Gigaom brings you our unique analysis and commentary on the present and future of AI.
I'm spending some AI Minutes talking about common sense, how it is that humans know not to walk off the edge of a cliff. But that's hard to program a computer why that's bad. Let me talk about the Sally Ann test. It's something that you show children--you show them two dolls, Sally and Ann. And Ann has a basket and in the basket there's a marble. Both dolls, quote, "see" the marble put in Ann's basket. Then Sally leaves and goes for a walk. Sally is taken out of the room, and the child sees you take the marble out of Ann's basket and put it some other place. Then the Sally doll is brought back in, and the child is asked, "Where does Sally think the marble is?"
Well, an adult human has no problem answering that question--Sally still thinks it's in the basket that Ann has. But we know that it isn't, that it's some place else. We can maintain both of those perspectives. It turns out that children under the age of four have a hard time passing the test and children over four pass it easily. Why is that important? It could be a key aspect of consciousness. This doesn't explain why it is that we're conscious or how consciousness comes about, but it could be that a benefit of consciousness is that you are able to see yourself, and put yourself in someone else's shoes and see that they see the world in some way that's different.
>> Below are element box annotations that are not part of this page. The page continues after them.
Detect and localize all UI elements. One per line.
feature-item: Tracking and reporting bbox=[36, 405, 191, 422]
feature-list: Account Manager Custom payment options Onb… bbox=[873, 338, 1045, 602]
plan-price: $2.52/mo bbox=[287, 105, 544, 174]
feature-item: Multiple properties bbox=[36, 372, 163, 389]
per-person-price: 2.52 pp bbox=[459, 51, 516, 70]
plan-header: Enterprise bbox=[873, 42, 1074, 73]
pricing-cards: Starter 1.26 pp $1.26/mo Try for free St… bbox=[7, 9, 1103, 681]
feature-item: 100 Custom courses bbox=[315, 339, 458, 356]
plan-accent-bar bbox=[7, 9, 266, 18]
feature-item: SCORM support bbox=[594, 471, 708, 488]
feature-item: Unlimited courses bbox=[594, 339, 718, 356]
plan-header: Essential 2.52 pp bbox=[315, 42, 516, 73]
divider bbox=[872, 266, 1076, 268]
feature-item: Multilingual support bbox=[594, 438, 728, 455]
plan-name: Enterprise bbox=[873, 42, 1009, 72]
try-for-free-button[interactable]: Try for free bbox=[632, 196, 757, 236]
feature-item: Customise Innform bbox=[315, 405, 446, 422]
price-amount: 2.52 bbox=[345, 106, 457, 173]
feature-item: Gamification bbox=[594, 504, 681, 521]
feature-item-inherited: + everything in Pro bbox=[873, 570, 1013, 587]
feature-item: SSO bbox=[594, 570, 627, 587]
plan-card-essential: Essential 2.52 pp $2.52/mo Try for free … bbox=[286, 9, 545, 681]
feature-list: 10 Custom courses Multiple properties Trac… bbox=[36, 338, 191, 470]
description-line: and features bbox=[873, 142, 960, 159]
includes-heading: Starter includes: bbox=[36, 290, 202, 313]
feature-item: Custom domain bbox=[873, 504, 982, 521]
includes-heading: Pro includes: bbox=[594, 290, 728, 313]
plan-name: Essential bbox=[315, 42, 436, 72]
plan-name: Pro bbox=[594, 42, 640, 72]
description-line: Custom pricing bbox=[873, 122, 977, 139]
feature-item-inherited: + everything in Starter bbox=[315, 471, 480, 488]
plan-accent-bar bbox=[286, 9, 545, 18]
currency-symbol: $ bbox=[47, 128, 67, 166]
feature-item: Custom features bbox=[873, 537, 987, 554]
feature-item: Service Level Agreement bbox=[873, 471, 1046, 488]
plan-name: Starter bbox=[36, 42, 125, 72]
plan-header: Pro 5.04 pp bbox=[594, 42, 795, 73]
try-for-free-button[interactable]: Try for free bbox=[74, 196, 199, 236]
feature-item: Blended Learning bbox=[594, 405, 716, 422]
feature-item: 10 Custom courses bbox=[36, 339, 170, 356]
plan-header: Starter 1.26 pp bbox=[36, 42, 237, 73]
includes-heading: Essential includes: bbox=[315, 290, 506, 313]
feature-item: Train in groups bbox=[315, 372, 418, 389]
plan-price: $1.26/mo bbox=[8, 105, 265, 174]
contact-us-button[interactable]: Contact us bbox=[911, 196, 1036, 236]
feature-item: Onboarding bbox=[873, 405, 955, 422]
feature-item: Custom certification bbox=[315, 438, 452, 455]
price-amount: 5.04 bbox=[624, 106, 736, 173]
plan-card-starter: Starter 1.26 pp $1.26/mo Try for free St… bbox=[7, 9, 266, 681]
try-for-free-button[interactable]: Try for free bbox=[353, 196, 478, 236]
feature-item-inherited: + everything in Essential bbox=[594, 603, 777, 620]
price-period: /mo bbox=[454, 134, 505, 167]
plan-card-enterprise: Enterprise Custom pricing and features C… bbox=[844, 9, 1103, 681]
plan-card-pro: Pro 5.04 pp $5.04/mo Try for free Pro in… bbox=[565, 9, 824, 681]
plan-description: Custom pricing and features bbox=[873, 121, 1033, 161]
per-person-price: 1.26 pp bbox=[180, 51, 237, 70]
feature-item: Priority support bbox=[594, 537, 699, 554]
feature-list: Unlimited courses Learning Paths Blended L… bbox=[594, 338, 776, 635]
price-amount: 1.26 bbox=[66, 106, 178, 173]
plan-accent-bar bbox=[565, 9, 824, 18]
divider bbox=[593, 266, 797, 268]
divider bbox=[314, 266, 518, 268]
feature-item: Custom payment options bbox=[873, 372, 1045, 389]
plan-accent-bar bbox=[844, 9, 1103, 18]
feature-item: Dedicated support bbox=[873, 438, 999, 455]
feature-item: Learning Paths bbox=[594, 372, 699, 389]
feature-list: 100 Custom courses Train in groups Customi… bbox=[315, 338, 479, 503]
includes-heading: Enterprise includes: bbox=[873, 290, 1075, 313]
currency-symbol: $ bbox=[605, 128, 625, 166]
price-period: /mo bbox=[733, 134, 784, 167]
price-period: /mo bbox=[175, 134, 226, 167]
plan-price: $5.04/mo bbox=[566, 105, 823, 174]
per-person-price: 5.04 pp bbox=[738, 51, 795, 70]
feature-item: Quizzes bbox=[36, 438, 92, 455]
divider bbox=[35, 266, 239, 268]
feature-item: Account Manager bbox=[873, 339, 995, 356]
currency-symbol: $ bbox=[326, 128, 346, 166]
You can imagine how useful that would be. I don't see anything behind the rock, but Og over there, standing beside the rock, can see something different so I should ask Og. You can see how that would be some kind of an advantage to people. It also might be a real key constituent to intelligence itself. Computers can be forced to do this. You can have things like, in programmed memory, Sally's knowledge and Ann's knowledge and your knowledge and there's the marble and its location changed and so forth. You can code that, but it isn't something that seems to be natural, obviously, to machines the way it comes naturally to humans. And that ability that we acquire around the age of four may be a key part of why we’re intelligent and a key understanding we need in order to build a general intelligence.